Find what works for you, and ignore what doesn’t. You won’t find your life’s meaning overnight, but I can guarantee that you definitely won’t find it if you don’t even keep actively trying new things.

2. Seek Holistic Personal Growth

This is very similar to the first tip, but its not just about changing up what you do and finding your passion.  Its also about actively pursuing growth in multiple areas of your life.  It means that you should be trying to move forward in multiple aspects of your life, whether that’s physical, mental, social etc.  You don’t need to see results everyday, every week, or even every month.  But everyday, you need to take small steps towards forward progress.

I really like James Altucher’s take on holistic growth – see his post How To Be The Luckiest Guy On The Planet In 4 Easy Steps –  but you can follow any sort of model that works for you, as long as you’re making daily progress in multiple areas of your life.

3. Build Positive, Loving Relationships

Easier said than done.  For most people, its not easy to build meaningful, deep relationships with people we love and trust 100%.  This is especially true for alcoholics and addicts, who tend to prefer isolation.  Some people even tell themselves they don’t need other people to make them happy.
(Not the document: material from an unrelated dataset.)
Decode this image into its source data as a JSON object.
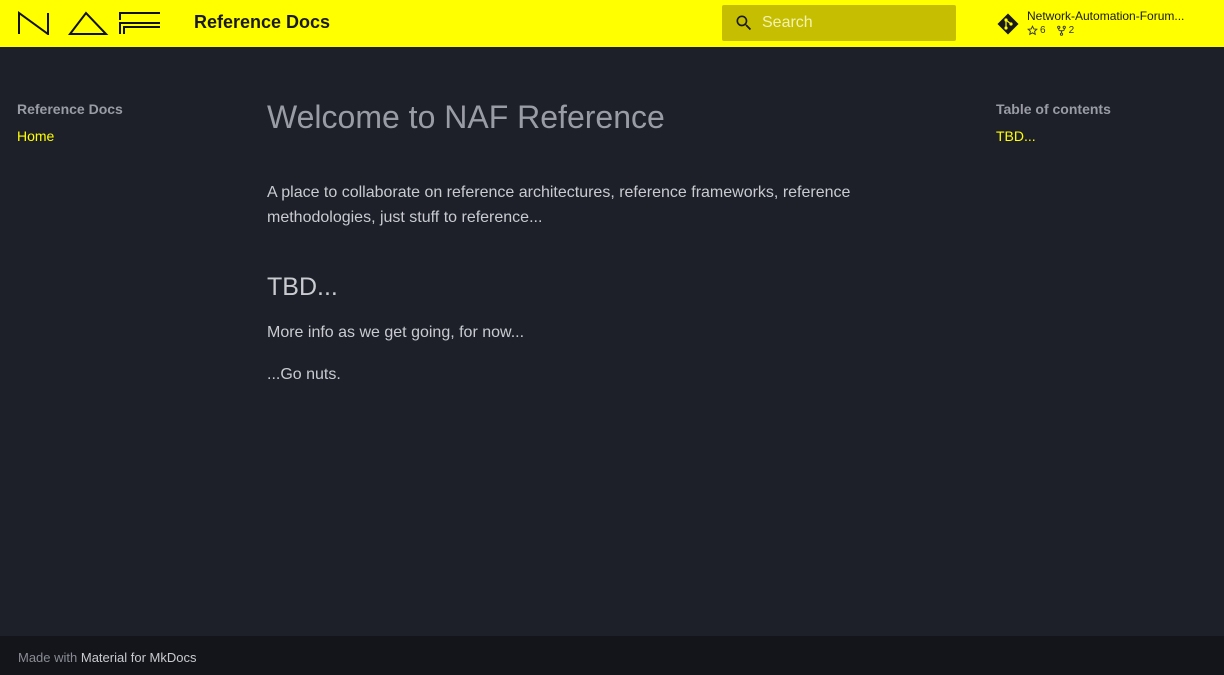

Its true that you don’t need a circle of superficial friends and acquaintances to be happy.  If you’re like most humans however, you need at least a few positive people in your life who you love, and who love you, in order to be happy.  Just to clarify, I’m not just talking about romantic relationships, I’m talking about friendships as well – in fact, I’m talking about friendships especially.
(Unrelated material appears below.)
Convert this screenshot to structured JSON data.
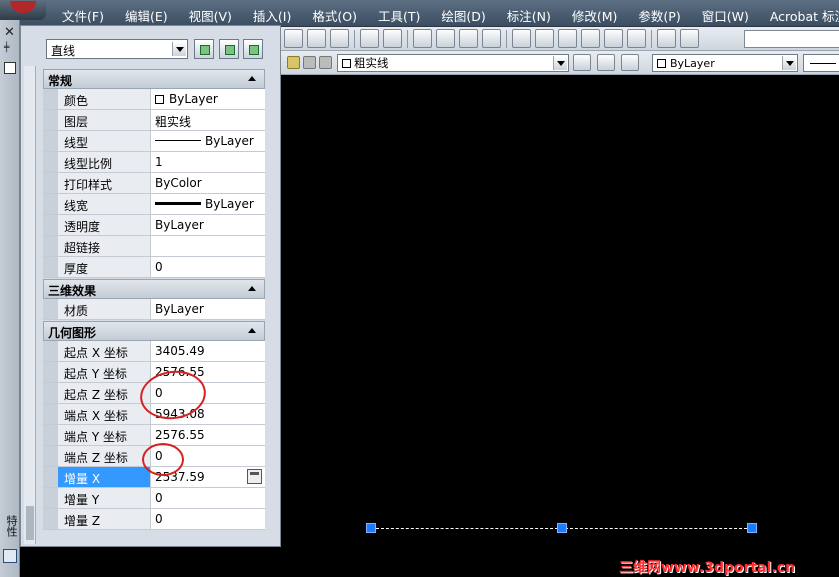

How do you build these relationships if you don’t already have them?  Start by reaching out to your family and friends.  Reconnect with those you’ve lost touch with and make amends with those you’ve alienated in the past.  Learn to accept their flaws and choose to love them.

In addition to rebuilding existing relationships, you should look to build new ones as well.  A big part of attracting these kinds of relationships is by being a great person yourself, someone people want to be around.  You might be a kind soul on the inside, but if all you do is mope around and be miserable, positive people won’t want to be around you.

If you’re having trouble attracting positive relationships into your life right now, that’s ok – it doesn’t mean you’re doomed to be a loner for ever.  Take time to work on the 1st two steps and look to improve yourself.  Do you have low self-esteem?  Start getting into shape and use self-reflection to be come comfortable with who your are.  Have social anxiety?  Try joining a toastmasters club.  As you become more comfortable and happy with yourself, you’ll naturally start to attract the right kind of people into your life.

4. Choose To Be Happy

It might sound trite and cheesy, but its really true.  Unless you’re suffering from clinical depression (in which case, seek professional help), you can choose to be happy.  You can choose to see the glass as half full rather than half empty.  You can be grateful for the things you have, and you can learn to forgive and let go of resentment.

You might not get there overnight.  In fact, if you’ve been miserable for a long time, I guarantee you won’t become a happy person overnight just by choosing to be happy.  However, if you try new things, actively work to improve your life, build great relationships, choose to adopt a positive mindset and unlearn the negative thought patterns you’ve acquired over the years, you can live a happy, fulfilling life without alcohol or drugs.  Believe me.

{ 1 comment… read it below or add one }

Maggy May 7, 2013 at 7:00 pm

Nice website, Josh, and such a collection of very thoughtful, wise information, very balanced. Great stuff. I completely agree that cranking up the quality of our life (or a commitment to holistic living/personal growth) is the long-term solution we all need, whether we have slipped into seeking relief from mind and mood-altering substances or are just mired in chronic depression.